Accessory Excretory Organs In Man

Lungs: Lungs help in removing CO2 and water. They eliminate around 18 L of CO2 per hour and about 400 mL of water per day in normal resting conditions.

The water loss will increase in cold dry climatic conditions and will decrease in hot, humid climates. Different volatile materials are also readily eliminated through the lungs.

Skin: The skin contains a large number of sweat glands richly supplied with blood capillaries, from which they excrete sweat and some metabolic wastes.

• Since skin sends out plenty of water and a small amount of salts, hence it serves as an excretory organ.
• Sebaceous glands in the skin eliminate sebum which contains waxes, sterols, some hydrocarbons, and fatty acids.

Liver: It produces bile pigments which are metabolic wastes of hemoglobin of dead RBCs.

The liver is also the main site for the elimination of cholesterol, inactivated products of steroid hormones, some vitamins, and many drugs.

Large intestine: Epithelial cells of the large intestine excrete Ca²⁺, Mg²⁺, and Fe²⁺ into the lumen of the intestine which comes out along with fecal matter.

Excretory Products And Their Elimination Assertion-Reasoning Questions And Answers

In the following questions, an Assertion (A) is followed by a corresponding Reason (R). Mark the correct answer.

1. If both Assertion and Reason are true and the Reason is the correct explanation of the Assertion.
2. If both Assertion and Reason are true, but the Reason is not the correct explanation of the
   Assertion.
3. If Assertion is true, but Reason is false.
4. If both Assertion and Reason are false.

Question 1.

Assertion: Pregnant women may show some presence of glucose in their postprandial urine although they have no diabetes.

Reason: In pregnant women, the glomerular filtration rate is slightly increased. As a result the
tubular load of glucose exceeds the tubular maximum for glucose reabsorption.

Answer: 1. If both Assertion and Reason are true and the Reason is the correct explanation of the Assertion.

Question 2.

Assertion: The atrial natriuretic factor is released by a wall of atria.

Reason: It inhibits the release of renin from the juxtaglomerular apparatus.

Answer: 2. If both Assertion and Reason are true, but the Reason is not the correct explanation of the Assertion.

Question 3.

Assertion: The inner wall of Bowman’s capsule is lined with specialized cells “podocytes” having a number of projections.

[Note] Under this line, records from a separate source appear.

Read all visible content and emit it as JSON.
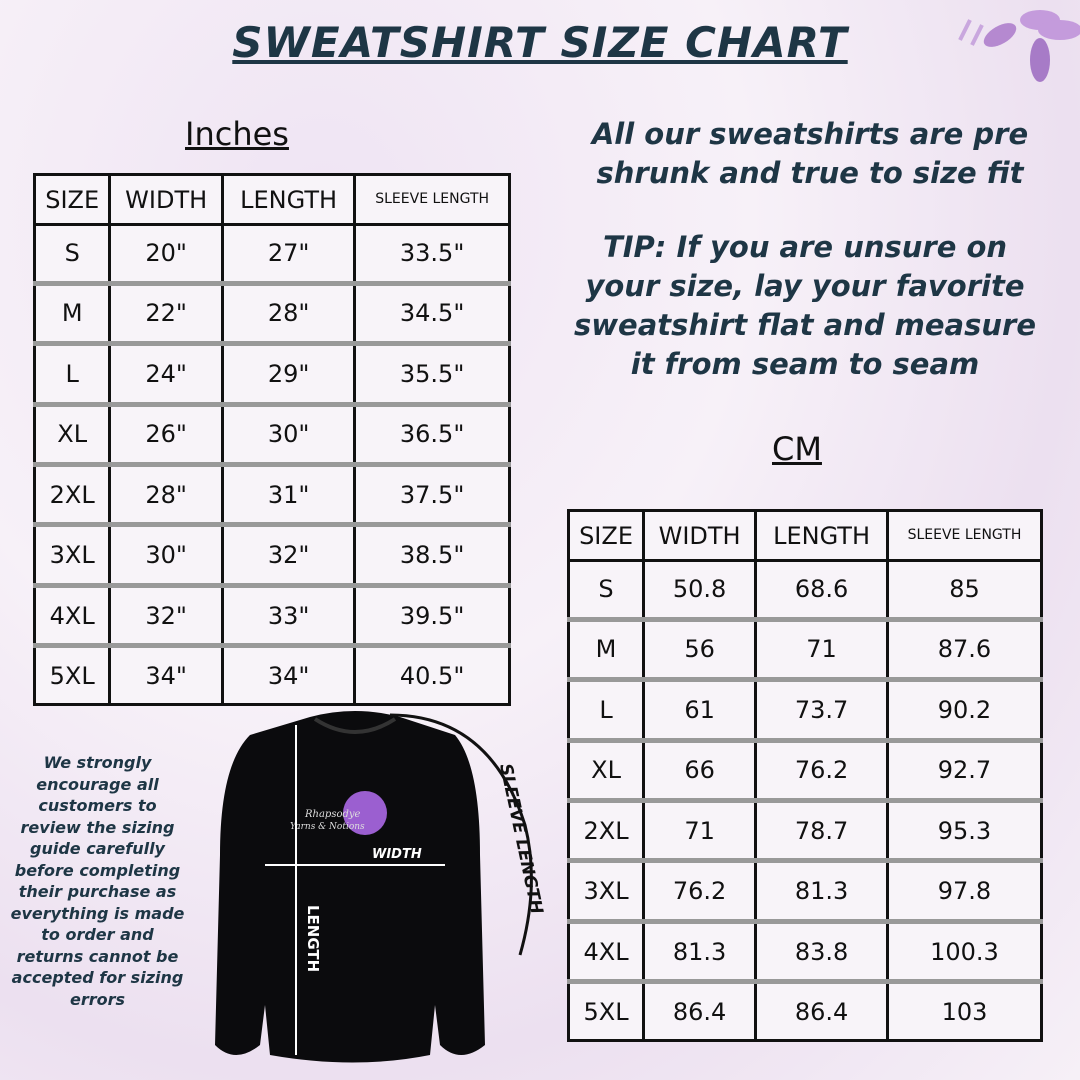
{
  "title": "SWEATSHIRT SIZE CHART",
  "inches": {
    "title": "Inches",
    "header": [
      "SIZE",
      "WIDTH",
      "LENGTH",
      "SLEEVE LENGTH"
    ],
    "rows": [
      [
        "S",
        "20\"",
        "27\"",
        "33.5\""
      ],
      [
        "M",
        "22\"",
        "28\"",
        "34.5\""
      ],
      [
        "L",
        "24\"",
        "29\"",
        "35.5\""
      ],
      [
        "XL",
        "26\"",
        "30\"",
        "36.5\""
      ],
      [
        "2XL",
        "28\"",
        "31\"",
        "37.5\""
      ],
      [
        "3XL",
        "30\"",
        "32\"",
        "38.5\""
      ],
      [
        "4XL",
        "32\"",
        "33\"",
        "39.5\""
      ],
      [
        "5XL",
        "34\"",
        "34\"",
        "40.5\""
      ]
    ]
  },
  "cm": {
    "title": "CM",
    "header": [
      "SIZE",
      "WIDTH",
      "LENGTH",
      "SLEEVE LENGTH"
    ],
    "rows": [
      [
        "S",
        "50.8",
        "68.6",
        "85"
      ],
      [
        "M",
        "56",
        "71",
        "87.6"
      ],
      [
        "L",
        "61",
        "73.7",
        "90.2"
      ],
      [
        "XL",
        "66",
        "76.2",
        "92.7"
      ],
      [
        "2XL",
        "71",
        "78.7",
        "95.3"
      ],
      [
        "3XL",
        "76.2",
        "81.3",
        "97.8"
      ],
      [
        "4XL",
        "81.3",
        "83.8",
        "100.3"
      ],
      [
        "5XL",
        "86.4",
        "86.4",
        "103"
      ]
    ]
  },
  "fit_note": "All our sweatshirts are pre shrunk and true to size fit",
  "tip": "TIP: If you are unsure on your size, lay your favorite sweatshirt flat and measure it from seam to seam",
  "disclaimer": "We strongly encourage all customers to review the sizing guide carefully before completing their purchase as everything is made to order and returns cannot be accepted for sizing errors",
  "diagram": {
    "width": "WIDTH",
    "length": "LENGTH",
    "sleeve_length": "SLEEVE LENGTH",
    "logo_name": "Rhapsodye",
    "logo_sub": "Yarns & Notions"
  }
}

Reason: These projections increase the surface area for absorptions.

Answer: 3. If Assertion is true, but Reason is false.

Question 4.

Assertion: Kidneys are retroperitoneal in position.

Reason: Kidneys are covered with peritoneum only on the ventral surface.

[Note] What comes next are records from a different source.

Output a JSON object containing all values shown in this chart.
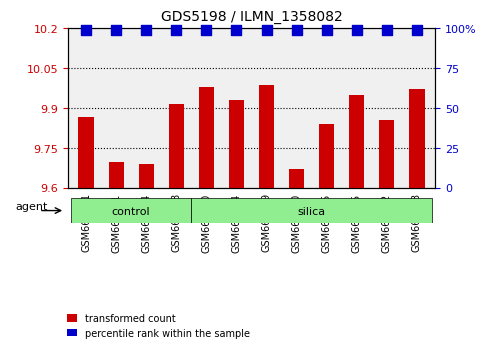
{
  "title": "GDS5198 / ILMN_1358082",
  "samples": [
    "GSM665761",
    "GSM665771",
    "GSM665774",
    "GSM665788",
    "GSM665750",
    "GSM665754",
    "GSM665769",
    "GSM665770",
    "GSM665775",
    "GSM665785",
    "GSM665792",
    "GSM665793"
  ],
  "red_values": [
    9.865,
    9.695,
    9.69,
    9.915,
    9.98,
    9.93,
    9.985,
    9.67,
    9.84,
    9.95,
    9.855,
    9.97
  ],
  "blue_values": [
    99,
    99,
    99,
    99,
    99,
    99,
    99,
    99,
    99,
    99,
    99,
    99
  ],
  "groups": [
    {
      "label": "control",
      "start": 0,
      "end": 4
    },
    {
      "label": "silica",
      "start": 4,
      "end": 12
    }
  ],
  "ylim_left": [
    9.6,
    10.2
  ],
  "yticks_left": [
    9.6,
    9.75,
    9.9,
    10.05,
    10.2
  ],
  "ytick_labels_left": [
    "9.6",
    "9.75",
    "9.9",
    "10.05",
    "10.2"
  ],
  "ylim_right": [
    0,
    100
  ],
  "yticks_right": [
    0,
    25,
    50,
    75,
    100
  ],
  "ytick_labels_right": [
    "0",
    "25",
    "50",
    "75",
    "100%"
  ],
  "bar_color": "#cc0000",
  "dot_color": "#0000cc",
  "agent_label": "agent",
  "legend_items": [
    {
      "color": "#cc0000",
      "label": "transformed count"
    },
    {
      "color": "#0000cc",
      "label": "percentile rank within the sample"
    }
  ],
  "background_color": "#ffffff",
  "plot_bg_color": "#f0f0f0",
  "group_bg_colors": [
    "#90ee90",
    "#90ee90"
  ],
  "bar_width": 0.5,
  "dot_size": 60
}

Answer: 1. If both Assertion and Reason are true and the Reason is the correct explanation of the Assertion.

Question 5.

Assertion: Uric acid is produced by the metabolism of purine and pyrimidine.

Reason: Uric acid has high toxicity and is soluble in water.

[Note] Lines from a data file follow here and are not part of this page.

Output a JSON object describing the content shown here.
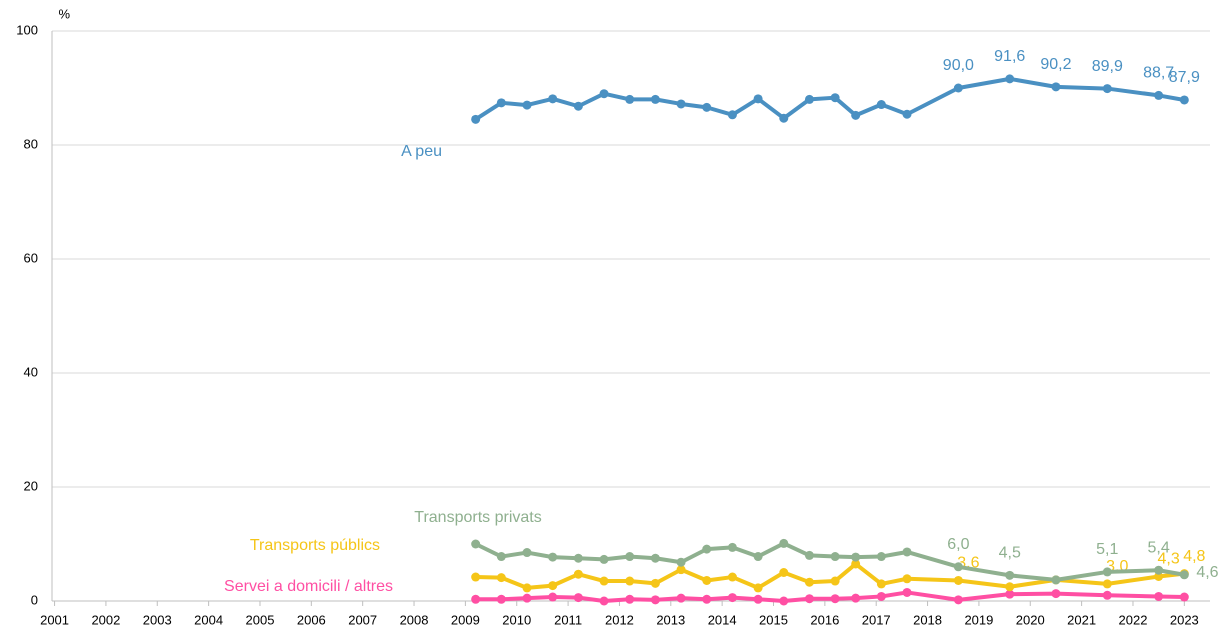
{
  "chart_data": {
    "type": "line",
    "y_unit": "%",
    "x": [
      2009.2,
      2009.7,
      2010.2,
      2010.7,
      2011.2,
      2011.7,
      2012.2,
      2012.7,
      2013.2,
      2013.7,
      2014.2,
      2014.7,
      2015.2,
      2015.7,
      2016.2,
      2016.6,
      2017.1,
      2017.6,
      2018.6,
      2019.6,
      2020.5,
      2021.5,
      2022.5,
      2023.0
    ],
    "series": [
      {
        "name": "A peu",
        "color": "#4a90c2",
        "values": [
          84.5,
          87.4,
          87.0,
          88.1,
          86.8,
          89.0,
          88.0,
          88.0,
          87.2,
          86.6,
          85.3,
          88.1,
          84.7,
          88.0,
          88.3,
          85.2,
          87.1,
          85.4,
          90.0,
          91.6,
          90.2,
          89.9,
          88.7,
          87.9
        ],
        "value_labels": [
          null,
          null,
          null,
          null,
          null,
          null,
          null,
          null,
          null,
          null,
          null,
          null,
          null,
          null,
          null,
          null,
          null,
          null,
          "90,0",
          "91,6",
          "90,2",
          "89,9",
          "88,7",
          "87,9"
        ]
      },
      {
        "name": "Transports privats",
        "color": "#8fb08f",
        "values": [
          10.0,
          7.8,
          8.5,
          7.7,
          7.5,
          7.3,
          7.8,
          7.5,
          6.8,
          9.1,
          9.4,
          7.8,
          10.1,
          8.0,
          7.8,
          7.7,
          7.8,
          8.6,
          6.0,
          4.5,
          3.7,
          5.1,
          5.4,
          4.6
        ],
        "value_labels": [
          null,
          null,
          null,
          null,
          null,
          null,
          null,
          null,
          null,
          null,
          null,
          null,
          null,
          null,
          null,
          null,
          null,
          null,
          "6,0",
          "4,5",
          null,
          "5,1",
          "5,4",
          "4,6"
        ]
      },
      {
        "name": "Transports públics",
        "color": "#f5c518",
        "values": [
          4.2,
          4.1,
          2.3,
          2.7,
          4.7,
          3.5,
          3.5,
          3.1,
          5.5,
          3.6,
          4.2,
          2.3,
          5.0,
          3.3,
          3.5,
          6.5,
          3.0,
          3.9,
          3.6,
          2.5,
          3.7,
          3.0,
          4.3,
          4.8
        ],
        "value_labels": [
          null,
          null,
          null,
          null,
          null,
          null,
          null,
          null,
          null,
          null,
          null,
          null,
          null,
          null,
          null,
          null,
          null,
          null,
          "3,6",
          null,
          null,
          "3,0",
          "4,3",
          "4,8"
        ]
      },
      {
        "name": "Servei a domicili / altres",
        "color": "#ff4fa3",
        "values": [
          0.3,
          0.3,
          0.5,
          0.7,
          0.6,
          0.0,
          0.3,
          0.2,
          0.5,
          0.3,
          0.6,
          0.3,
          0.0,
          0.4,
          0.4,
          0.5,
          0.8,
          1.5,
          0.2,
          1.2,
          1.3,
          1.0,
          0.8,
          0.7
        ]
      }
    ],
    "xlim": [
      2000.95,
      2023.5
    ],
    "xticks": [
      2001,
      2002,
      2003,
      2004,
      2005,
      2006,
      2007,
      2008,
      2009,
      2010,
      2011,
      2012,
      2013,
      2014,
      2015,
      2016,
      2017,
      2018,
      2019,
      2020,
      2021,
      2022,
      2023
    ],
    "ylim": [
      0,
      100
    ],
    "yticks": [
      0,
      20,
      40,
      60,
      80,
      100
    ],
    "grid": true
  }
}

Answer: 4. If both Assertion and Reason are false.

Question 6.

Assertion: Kidneys of the vertebrates are retroperitoneal and extra-coelomic.

Reason: The structural and functional units of the kidneys are nephrons.

Answer: 2. If both Assertion and Reason are true, but the Reason is not the correct explanation of the Assertion.

Question 7.

Assertion: The glomerular filtrate resembles the protein-free plasma in composition and osmotic pressure.

Reason: The glomerular capillary wall and inner membrane of Bowman’s capsule are impermeable to large molecules.

Answer: 1. If both Assertion and Reason are true and the Reason is the correct explanation of the Assertion.

Question 8.

Assertion: During micturition, urine is prevented from flowing back into the ureters.

Reason: Urethral sphincters relax during micturition.

Answer: 2. If both Assertion and Reason are true, but the Reason is not the correct explanation of the Assertion.

Question 9.

Assertion: Kidneys maintain the osmotic concentration of the blood.

Reason: Kidneys eliminate either hypotonic or hypertonic urine according to the body’s needs.

Answer: 1. If both Assertion and Reason are true and the Reason is the correct explanation of the Assertion.

Question 10.

Assertion: ADH reduces chloride loss in urine.

Reason: ADH decreases water absorption.

Answer: 4. If both Assertion and Reason are false.